On a parfois des surprises en écoutant la radio. Avec le retard que j’ai dans l’écoute de France Culture, ce n’est que ce matin que j’ai entendu le Du jour au lendemain du 8 juin avec Sylvie Gracia. Connaissant de nom la personne, je me dis que ça ne peut pas ne pas être intéressant, à propos de ses livres ou de l’édition, puisqu’elle s’occupe d’une collection au Rouergue. De plus, nous sommes des « amis inconnus », comme elle dit, par Facebook depuis pas mal de temps, et je suis impardonnable de ne pas avoir vu ses récents envois où il était justement question de ce Livre des visages. Comme quoi, deux sources d’information valent mieux qu’une…
C’est là que j’entends, donc, qu’il sera question de Facebook et de comment quelqu’un du monde de l’édition est devenu accro à ce réseau social et a su en faire un nouveau support littéraire. Tudieu ! Moi qui, comme quelques autres, ai pesté depuis dix ans à voir comment le monde de l’édition ne savait pas prendre le tournant du numérique, sinon pour n’en voir que l’aspect tirelire, j’en reste comme deux ronds de flan (si, si, ça existe, cette expression). C’est au moins aussi surprenant que d’avoir vu Alain Veinstein débouler sur Twitter il y a peu de semaines… Lisez donc.

« […] vraiment de façon directe, naïve, sans présupposés particuliers, sans envie particulière et puis tout d’un coup je me suis retrouvée en train de poster comme tout le monde des photos de ma vie, ce que font à peu près tous les usagers de Facebook […]
– J’ai commencé à légender ces photos et puis en fait au bout de quinze jours ce n’était plus simplement des légendes mais c’était des textes de plusieurs milliers de signes, qui venaient légender les images, et puis tout d’un coup je me suis trouvée dans une véritable pratique d’écriture, et dans une véritable addiction par rapport à cette pratique […]
– Et je suis très heureuse de ce livre, parce que ce livre m’a procuré énormément de plaisir à l’écriture, et que ça forme un livre tel qu’il est aujourd’hui, d’une certaine manière c’est une concession que je fais à quelque chose que j’ai aujourd’hui quasiment abandonné, je dis ça, ce qui est une aberration puisque je vis des livres puisque je suis éditrice par ailleurs, donc je produis des livres tous les jours en permanence, et pourtant je dis dans cette écriture-là du Livre des visages, je m’étais évadée, échappée de tout ça et avec un très grand plaisir, et que d’une certaine manière avoir voulu aller au bout d’un moment me dire que j’étais quand même dans un projet qui pouvait aboutir à un livre, je l’ai fait mais parfois je me dis pour m’amuser que c’est mon dernier livre… papier. […]
– Très rapidement, je me suis rendu compte [de] l’enjeu dans cette écriture au jour le jour qui était envoyée sur le réseau, j’étais dans la vérité même de l’émotion, et je l’écrivais au moment où je la percevais […]
– C’est écrit à chaud, en direct, sans protection, c’est-à-dire qu’une fois écrit, j’écrivais très rapidement, au plus tard deux jours après « l’événement », on va dire, entre guillemets, et que c’était aussi envoyé immédiatement […] » (Sylvie Gracia, Du jour au lendemain du 8 juin 2012.)

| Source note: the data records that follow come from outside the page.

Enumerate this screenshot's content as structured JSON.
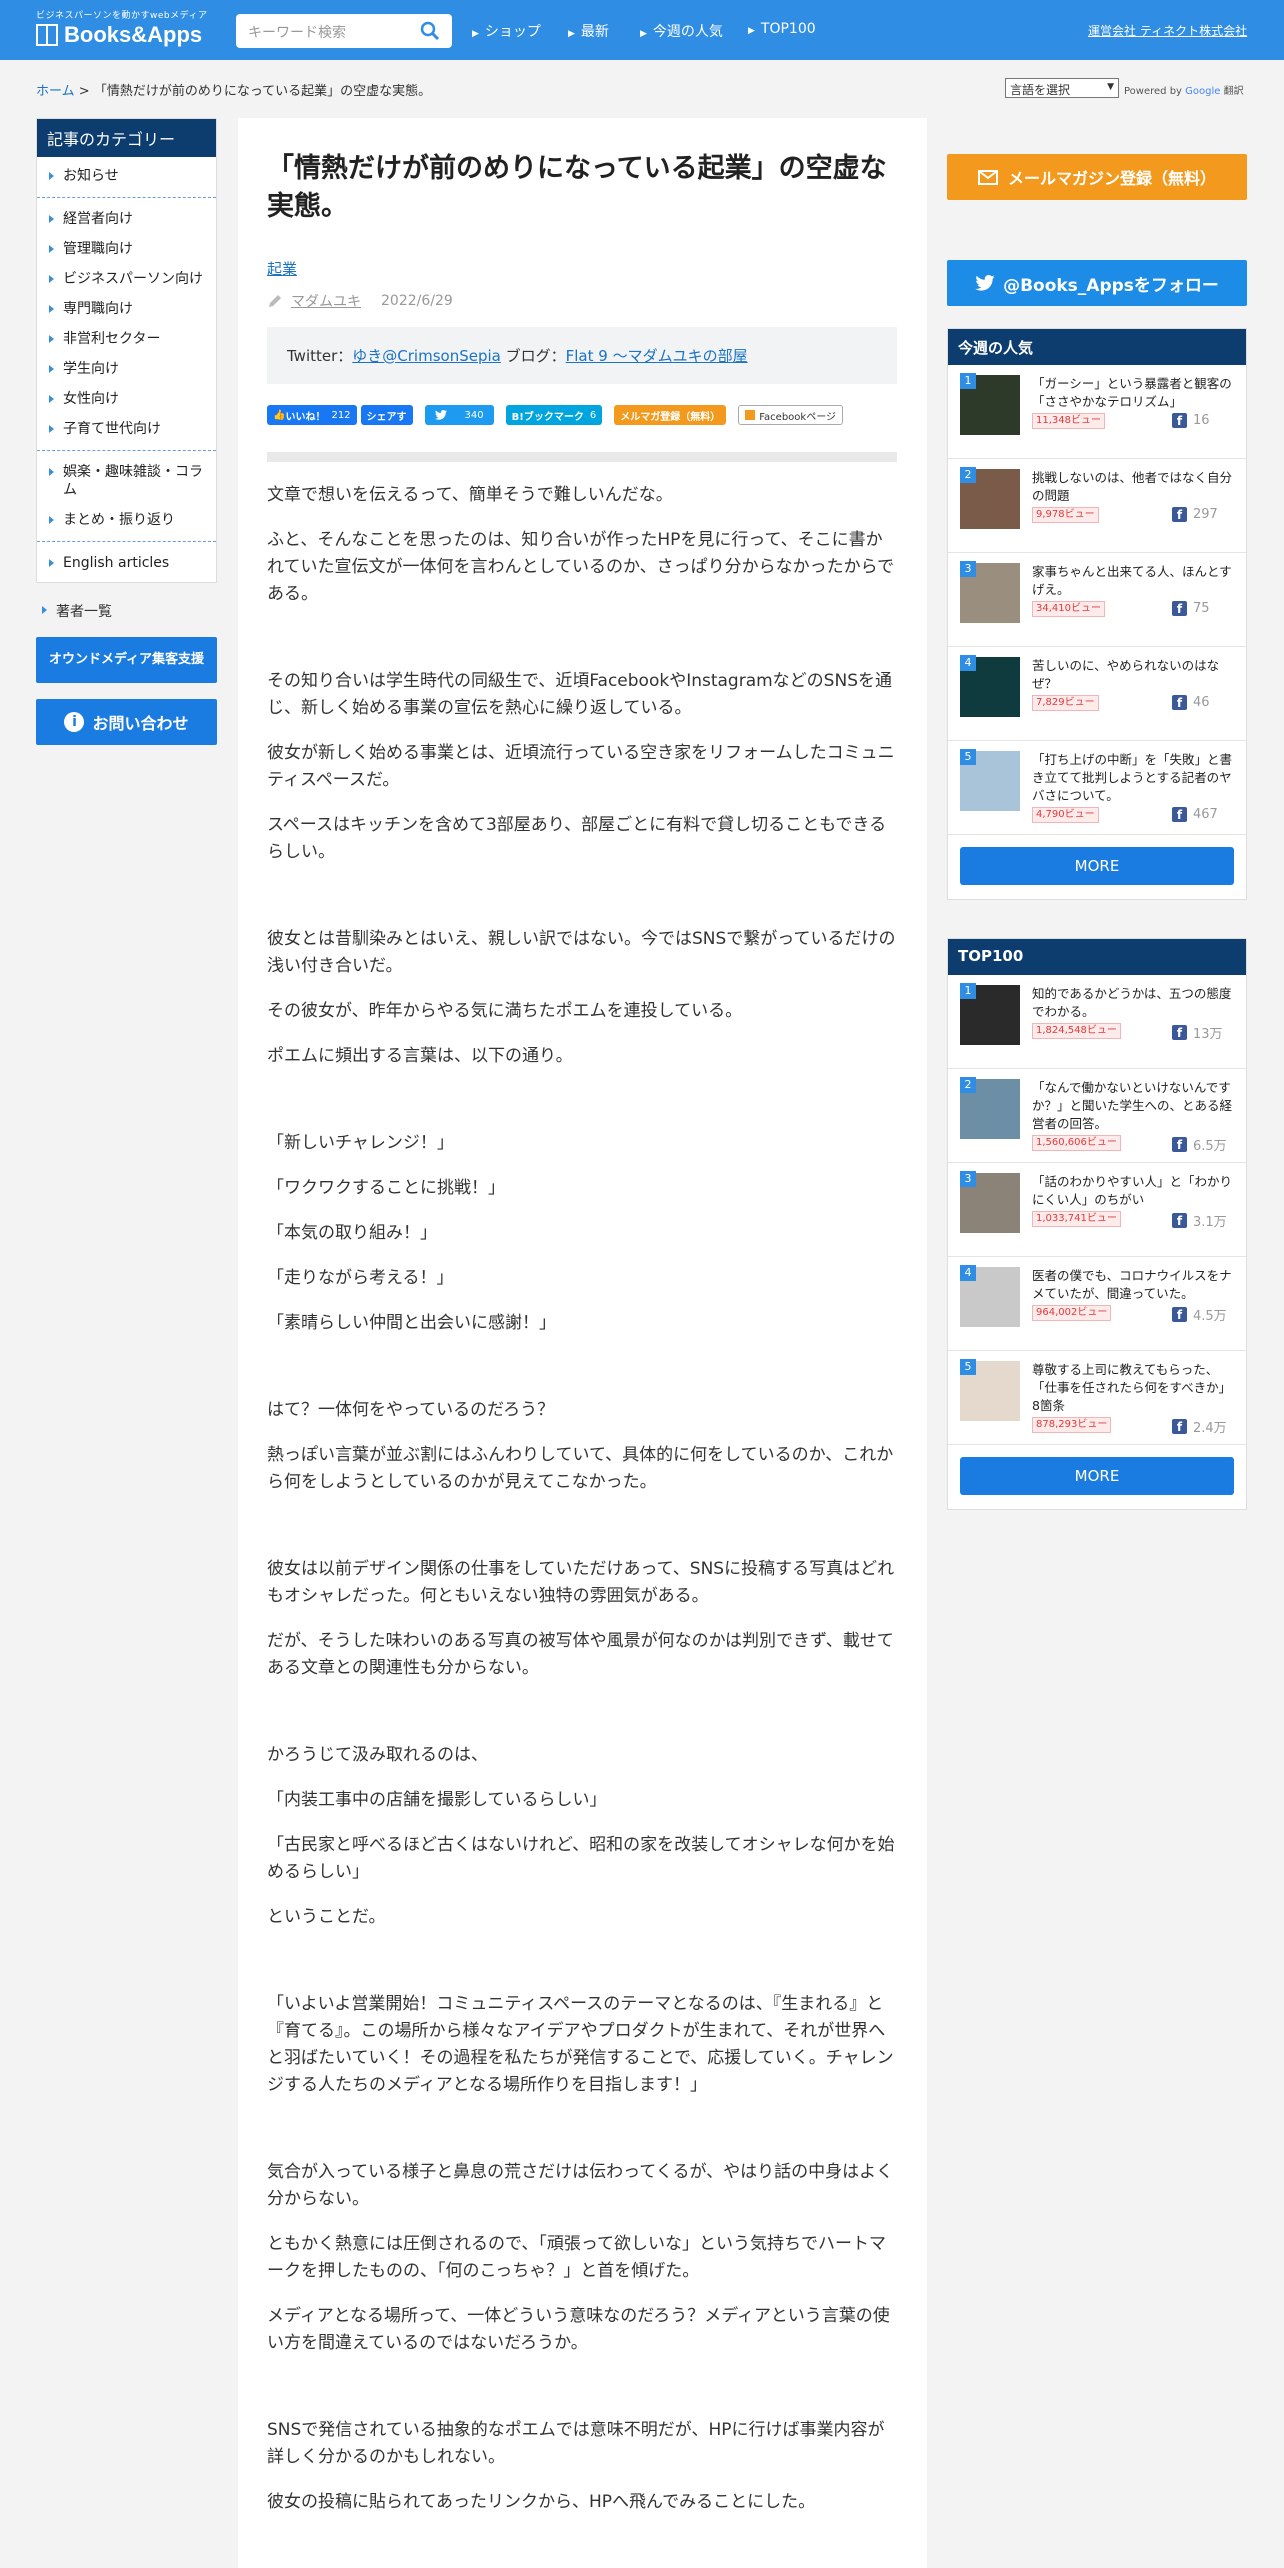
{
  "header": {
    "tagline": "ビジネスパーソンを動かすwebメディア",
    "logo": "Books&Apps",
    "search_placeholder": "キーワード検索",
    "nav": [
      "ショップ",
      "最新",
      "今週の人気",
      "TOP100"
    ],
    "company": "運営会社 ティネクト株式会社"
  },
  "breadcrumb": {
    "home": "ホーム",
    "sep": ">",
    "current": "「情熱だけが前のめりになっている起業」の空虚な実態。"
  },
  "translate": {
    "select": "言語を選択",
    "powered": "Powered by",
    "google": "Google",
    "label": "翻訳"
  },
  "left": {
    "cat_title": "記事のカテゴリー",
    "group1": [
      "お知らせ"
    ],
    "group2": [
      "経営者向け",
      "管理職向け",
      "ビジネスパーソン向け",
      "専門職向け",
      "非営利セクター",
      "学生向け",
      "女性向け",
      "子育て世代向け"
    ],
    "group3": [
      "娯楽・趣味雑談・コラム",
      "まとめ・振り返り"
    ],
    "group4": [
      "English articles"
    ],
    "authors": "著者一覧",
    "owned_media": "オウンドメディア集客支援",
    "contact": "お問い合わせ"
  },
  "article": {
    "title": "「情熱だけが前のめりになっている起業」の空虚な実態。",
    "category": "起業",
    "author": "マダムユキ",
    "date": "2022/6/29",
    "tw_prefix": "Twitter：",
    "tw_link": "ゆき@CrimsonSepia",
    "blog_prefix": " ブログ：",
    "blog_link": "Flat 9 〜マダムユキの部屋",
    "share": {
      "like": "いいね！",
      "like_count": "212",
      "share": "シェアす",
      "tweet_count": "340",
      "hatena": "B!ブックマーク",
      "hatena_count": "6",
      "mail": "メルマガ登録（無料）",
      "fbpage": "Facebookページ"
    },
    "p": [
      "文章で想いを伝えるって、簡単そうで難しいんだな。",
      "ふと、そんなことを思ったのは、知り合いが作ったHPを見に行って、そこに書かれていた宣伝文が一体何を言わんとしているのか、さっぱり分からなかったからである。",
      "その知り合いは学生時代の同級生で、近頃FacebookやInstagramなどのSNSを通じ、新しく始める事業の宣伝を熱心に繰り返している。",
      "彼女が新しく始める事業とは、近頃流行っている空き家をリフォームしたコミュニティスペースだ。",
      "スペースはキッチンを含めて3部屋あり、部屋ごとに有料で貸し切ることもできるらしい。",
      "彼女とは昔馴染みとはいえ、親しい訳ではない。今ではSNSで繋がっているだけの浅い付き合いだ。",
      "その彼女が、昨年からやる気に満ちたポエムを連投している。",
      "ポエムに頻出する言葉は、以下の通り。",
      "「新しいチャレンジ！」",
      "「ワクワクすることに挑戦！」",
      "「本気の取り組み！」",
      "「走りながら考える！」",
      "「素晴らしい仲間と出会いに感謝！」",
      "はて？一体何をやっているのだろう？",
      "熱っぽい言葉が並ぶ割にはふんわりしていて、具体的に何をしているのか、これから何をしようとしているのかが見えてこなかった。",
      "彼女は以前デザイン関係の仕事をしていただけあって、SNSに投稿する写真はどれもオシャレだった。何ともいえない独特の雰囲気がある。",
      "だが、そうした味わいのある写真の被写体や風景が何なのかは判別できず、載せてある文章との関連性も分からない。",
      "かろうじて汲み取れるのは、",
      "「内装工事中の店舗を撮影しているらしい」",
      "「古民家と呼べるほど古くはないけれど、昭和の家を改装してオシャレな何かを始めるらしい」",
      "ということだ。",
      "「いよいよ営業開始！コミュニティスペースのテーマとなるのは、『生まれる』と『育てる』。この場所から様々なアイデアやプロダクトが生まれて、それが世界へと羽ばたいていく！その過程を私たちが発信することで、応援していく。チャレンジする人たちのメディアとなる場所作りを目指します！」",
      "気合が入っている様子と鼻息の荒さだけは伝わってくるが、やはり話の中身はよく分からない。",
      "ともかく熱意には圧倒されるので、「頑張って欲しいな」という気持ちでハートマークを押したものの、「何のこっちゃ？」と首を傾げた。",
      "メディアとなる場所って、一体どういう意味なのだろう？メディアという言葉の使い方を間違えているのではないだろうか。",
      "SNSで発信されている抽象的なポエムでは意味不明だが、HPに行けば事業内容が詳しく分かるのかもしれない。",
      "彼女の投稿に貼られてあったリンクから、HPへ飛んでみることにした。"
    ]
  },
  "right": {
    "mail_btn": "メールマガジン登録（無料）",
    "tw_btn": "@Books_Appsをフォロー",
    "weekly_title": "今週の人気",
    "weekly": [
      {
        "n": "1",
        "title": "「ガーシー」という暴露者と観客の「ささやかなテロリズム」",
        "views": "11,348ビュー",
        "fb": "16"
      },
      {
        "n": "2",
        "title": "挑戦しないのは、他者ではなく自分の問題",
        "views": "9,978ビュー",
        "fb": "297"
      },
      {
        "n": "3",
        "title": "家事ちゃんと出来てる人、ほんとすげえ。",
        "views": "34,410ビュー",
        "fb": "75"
      },
      {
        "n": "4",
        "title": "苦しいのに、やめられないのはなぜ？",
        "views": "7,829ビュー",
        "fb": "46"
      },
      {
        "n": "5",
        "title": "「打ち上げの中断」を「失敗」と書き立てて批判しようとする記者のヤバさについて。",
        "views": "4,790ビュー",
        "fb": "467"
      }
    ],
    "top_title": "TOP100",
    "top": [
      {
        "n": "1",
        "title": "知的であるかどうかは、五つの態度でわかる。",
        "views": "1,824,548ビュー",
        "fb": "13万"
      },
      {
        "n": "2",
        "title": "「なんで働かないといけないんですか？」と聞いた学生への、とある経営者の回答。",
        "views": "1,560,606ビュー",
        "fb": "6.5万"
      },
      {
        "n": "3",
        "title": "「話のわかりやすい人」と「わかりにくい人」のちがい",
        "views": "1,033,741ビュー",
        "fb": "3.1万"
      },
      {
        "n": "4",
        "title": "医者の僕でも、コロナウイルスをナメていたが、間違っていた。",
        "views": "964,002ビュー",
        "fb": "4.5万"
      },
      {
        "n": "5",
        "title": "尊敬する上司に教えてもらった、「仕事を任されたら何をすべきか」8箇条",
        "views": "878,293ビュー",
        "fb": "2.4万"
      }
    ],
    "more": "MORE"
  },
  "colors": {
    "header": "#2f8ee4",
    "navy": "#0d3c6e",
    "orange": "#f39a1e",
    "blue": "#1a7ce0"
  }
}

Mordieu ! Et dire que ça fait près de neuf ans que je blogue, et environ dix-sept ans que je publie des pages web  pour les mêmes raisons : pouvoir écrire ce que je veux (que ce soit bon ou mauvais est un autre sujet) et être lu directement, sans attendre l’accord d’un éditeur, la composition, la distribution d’un livre. Et que je suis loin, très loin d’être le seul dans ce cas… Mais je ne me moque pas de Sylvie Gracia, je ne me permettrais pas. Sa « naïveté en ce domaine », on va dire, entre guillemets, est touchante et visiblement sincère. C’est un témoignage de pratiques devenues ou devenant ordinaires, quotidiennes et qui sont parvenues ou sont en train de parvenir à pénétrer même les couches les plus résistantes de la société, celles qui pensaient (et qui pensent encore) être ennemies du numérique, dont notamment l’édition littéraire. Il est toutefois dommage que cela se fasse par des réseaux sociaux qui, s’ils ont une réelle puissance de diffusion, n’en sont pas moins des médias pauvres en qualité (mise en page, enrichissement des caractères, etc.) et à l’avenir douteux par bien des points : absence de propriété littéraire ou morale des textes pour les auteurs, utilisation statistique par des groupes commerciaux ou politiques, possibilités d’effacement ou de censure… D’où le retour au livre, ce Livre des visages, qui est aussi un moyen – et pas naïf, celui-là – de se réapproprier avec raison ce que le réseau social garde pour lui.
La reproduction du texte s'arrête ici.